I think I probably just googled “Film Festival & horse” and found it - entered PONY - then got asked to submit LIVE BEFORE YOU DIE. Two films in one festival! When I found a return flight to NYC for £300 how could I not go for it? Manchester - Amsterdam - Detroit - NYC.
I'm staying in a 5th floor apartment in East Village just off 1st Avenue. Winston my host has left a key under the doormat but when I arrive about 10:30pm he's on the roof garden having a beer. Winston looks and is dressed like Jon Snow out of Game Of Thrones but is very welcoming. I have a beer then hit the sack.
My body clock is a mess and I wake at 5am. Two hours later I'm still awake so I hit the streets and start walking. Winston had recommended a place to get breakfast but the guy is still only setting out chairs at 7 am and doesn't open till 9 so I head towards Greenwich Village.
After half an hour I have seen 3 Starbucks already but I'm looking for something more local and less global. Round the corner from amazing triptych subway entrance I find a great little cafe which is obviously full of regulars. The guy in the suit and pork pie hat on the next table reminds me of Dustin Hoffman in Midnight Cowboy. The coffee is great and I never knew you could eat whipped cream with bacon & eggs but you obviously do here. "Have a nice day".
Before I came I'd read about the High Line - a disused railway above the streets of West Village that's been turned into a municipal park where people stroll amongst trees and look down on the city below. This is where I find Einstein.
By now I realise that if I hang outside Starbucks I can pick up the fee wifi and work out where I am on GoogleMaps. Walking downtown through Tribeca (where there is another international Film Festival) I stumble on this amazing graffiti (below)
There's a constant wail of sirens. Every now and then steam spews out of the ground and the sound of the subway rattles through ventilation shafts on the pavement (sorry - Boardwalk).
Heading down to Wall St. I know it's a cliche but everything is BIG. Cars are big, trucks are massive. This is THE concrete jungle.

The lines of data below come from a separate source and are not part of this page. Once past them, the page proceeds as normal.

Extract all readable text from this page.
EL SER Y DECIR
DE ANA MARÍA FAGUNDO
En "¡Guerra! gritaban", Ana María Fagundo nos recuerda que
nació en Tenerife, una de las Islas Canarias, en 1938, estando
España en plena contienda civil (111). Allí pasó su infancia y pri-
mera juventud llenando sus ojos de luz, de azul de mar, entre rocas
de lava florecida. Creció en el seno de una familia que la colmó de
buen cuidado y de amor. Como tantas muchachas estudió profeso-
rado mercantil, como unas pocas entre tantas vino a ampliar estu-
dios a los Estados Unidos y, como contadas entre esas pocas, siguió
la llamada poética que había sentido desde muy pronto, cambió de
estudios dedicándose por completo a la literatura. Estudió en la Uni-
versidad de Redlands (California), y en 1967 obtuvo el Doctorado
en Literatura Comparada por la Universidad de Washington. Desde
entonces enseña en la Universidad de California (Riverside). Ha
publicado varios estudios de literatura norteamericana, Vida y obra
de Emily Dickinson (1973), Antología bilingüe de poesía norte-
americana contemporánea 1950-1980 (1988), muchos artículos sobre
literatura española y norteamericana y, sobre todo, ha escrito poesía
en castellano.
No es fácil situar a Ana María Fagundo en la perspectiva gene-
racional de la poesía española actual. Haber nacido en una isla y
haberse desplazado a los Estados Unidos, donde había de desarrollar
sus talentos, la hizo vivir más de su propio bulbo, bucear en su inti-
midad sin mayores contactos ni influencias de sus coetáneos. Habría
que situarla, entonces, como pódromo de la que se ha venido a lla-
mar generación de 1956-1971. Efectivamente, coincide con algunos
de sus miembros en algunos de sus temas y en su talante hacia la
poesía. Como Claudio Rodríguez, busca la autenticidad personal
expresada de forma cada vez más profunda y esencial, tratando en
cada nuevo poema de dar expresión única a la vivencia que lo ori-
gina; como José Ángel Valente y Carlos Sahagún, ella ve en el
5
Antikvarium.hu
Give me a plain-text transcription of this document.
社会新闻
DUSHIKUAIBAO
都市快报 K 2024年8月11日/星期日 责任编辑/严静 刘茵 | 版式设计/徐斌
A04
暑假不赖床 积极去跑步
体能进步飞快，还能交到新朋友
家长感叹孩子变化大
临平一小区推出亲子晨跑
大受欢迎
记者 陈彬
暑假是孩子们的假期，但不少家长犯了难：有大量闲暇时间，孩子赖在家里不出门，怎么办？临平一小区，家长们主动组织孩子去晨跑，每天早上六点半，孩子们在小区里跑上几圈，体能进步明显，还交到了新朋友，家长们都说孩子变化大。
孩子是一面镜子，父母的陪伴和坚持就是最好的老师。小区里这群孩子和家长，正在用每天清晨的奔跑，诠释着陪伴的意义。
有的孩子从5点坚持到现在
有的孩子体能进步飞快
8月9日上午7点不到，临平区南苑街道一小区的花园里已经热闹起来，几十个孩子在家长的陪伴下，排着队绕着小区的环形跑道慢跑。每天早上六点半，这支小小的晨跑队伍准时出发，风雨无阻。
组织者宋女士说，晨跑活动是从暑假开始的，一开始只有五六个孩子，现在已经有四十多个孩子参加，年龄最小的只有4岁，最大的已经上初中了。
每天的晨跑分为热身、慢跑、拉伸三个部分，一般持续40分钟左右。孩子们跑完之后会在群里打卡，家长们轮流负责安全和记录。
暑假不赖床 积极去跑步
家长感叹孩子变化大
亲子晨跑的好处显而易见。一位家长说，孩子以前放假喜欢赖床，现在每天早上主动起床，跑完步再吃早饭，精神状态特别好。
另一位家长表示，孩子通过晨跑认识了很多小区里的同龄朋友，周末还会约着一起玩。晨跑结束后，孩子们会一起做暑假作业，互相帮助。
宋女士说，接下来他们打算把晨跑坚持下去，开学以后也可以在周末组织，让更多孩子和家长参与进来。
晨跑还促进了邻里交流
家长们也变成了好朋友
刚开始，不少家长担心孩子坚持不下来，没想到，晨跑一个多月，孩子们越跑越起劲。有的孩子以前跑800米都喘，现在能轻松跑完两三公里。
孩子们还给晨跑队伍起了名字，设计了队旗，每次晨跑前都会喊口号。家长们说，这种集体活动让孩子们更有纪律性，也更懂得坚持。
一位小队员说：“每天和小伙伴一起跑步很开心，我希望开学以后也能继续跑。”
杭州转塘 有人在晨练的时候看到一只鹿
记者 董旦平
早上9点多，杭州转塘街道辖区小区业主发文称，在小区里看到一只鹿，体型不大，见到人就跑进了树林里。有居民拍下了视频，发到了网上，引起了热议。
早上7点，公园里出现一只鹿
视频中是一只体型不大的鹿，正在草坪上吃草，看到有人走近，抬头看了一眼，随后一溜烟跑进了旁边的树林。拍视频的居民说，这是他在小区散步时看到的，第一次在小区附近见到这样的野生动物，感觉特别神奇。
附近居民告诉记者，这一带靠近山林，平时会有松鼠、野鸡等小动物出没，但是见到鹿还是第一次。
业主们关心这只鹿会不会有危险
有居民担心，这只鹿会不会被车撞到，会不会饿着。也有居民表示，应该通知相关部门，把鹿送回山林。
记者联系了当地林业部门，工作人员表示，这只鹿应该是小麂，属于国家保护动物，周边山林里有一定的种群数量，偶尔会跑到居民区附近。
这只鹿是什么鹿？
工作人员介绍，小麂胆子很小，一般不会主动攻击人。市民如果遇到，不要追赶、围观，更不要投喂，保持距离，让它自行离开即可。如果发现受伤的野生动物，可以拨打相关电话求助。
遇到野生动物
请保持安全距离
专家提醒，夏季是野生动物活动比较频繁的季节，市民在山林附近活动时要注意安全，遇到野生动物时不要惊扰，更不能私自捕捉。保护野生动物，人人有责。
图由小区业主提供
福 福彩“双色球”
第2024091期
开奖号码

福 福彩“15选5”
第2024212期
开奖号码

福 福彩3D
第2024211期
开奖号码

Then I realise where I am. Ground Zero. Twin Towers. I'd never seen this before. It's like the Haaj in reverse. It's hard to get a sense of how big this square hole is with fountains of water falling underground. Two of them.
I don't hang around too long, there's a memorial museum but I'm not in the mood (though later that night it was described to me and it sounds a very powerful experience). Instead I plug into Starbucks wifi (still managed not to buy a coffee but stand outside) and find that around the corner is the National Museum of the American Indian which to my surprise is not only free but full of amazing artefacts and jewellery from the whole Americas. I tag along with a group of school kids on a tour and learn a liar more than just reading the labels. I go around it twice.
Chinatown is huge. After I left college I went to London and worked in Soho as a runner and knew all the streets of Chinatown. Chinatown NYC is massive.
It feels like I've walked half of Manhattan now - because I have - so I head back to base with one more stop at the New Museum of Contemporary Art where there an exhibition of work by LA artist Jim Shaw. Some of its surreal and a bit freaky. There's a whole room of paintings he's picked up in thrift stores (charity shops) which is slightly alarming. Then on the top floor is an installation of comic style drawings but massive (had to be - it's New York).
There's a small group of American women who are obviously loaded and are being given a tour by the gallery principal - I keep earwigging her spiel. There's a huge tableau with some protest imagery on it. She says it was inspired by the Paris riots last year but I've seen it a thousand times before. I know it's s rip off of a Banksy.
I take a quick shower and change before the Equus VIP party at the Manhattan Saddlery. This is where the wealthy bankers wives come and kit themselves out. There's a good turn out in the pouring rain. Some filmmakers have travelled longer distances than me from within the USA. It's a friendly bunch of writers, producers and artists.
I get chatting to an economist from the Bush administration. It was all going well till I told him Ground Zero looked like the Haaj in reverse. I get chatting to an interesting journalist who wants to write a story on the dearth of our semi-feral herds of Fell Ponies.
I arrive home after a half hour walk in torrential rain. Downtown Manhattan Island done. I have a shot of brandy I picked up at a liquor store and hit my bed.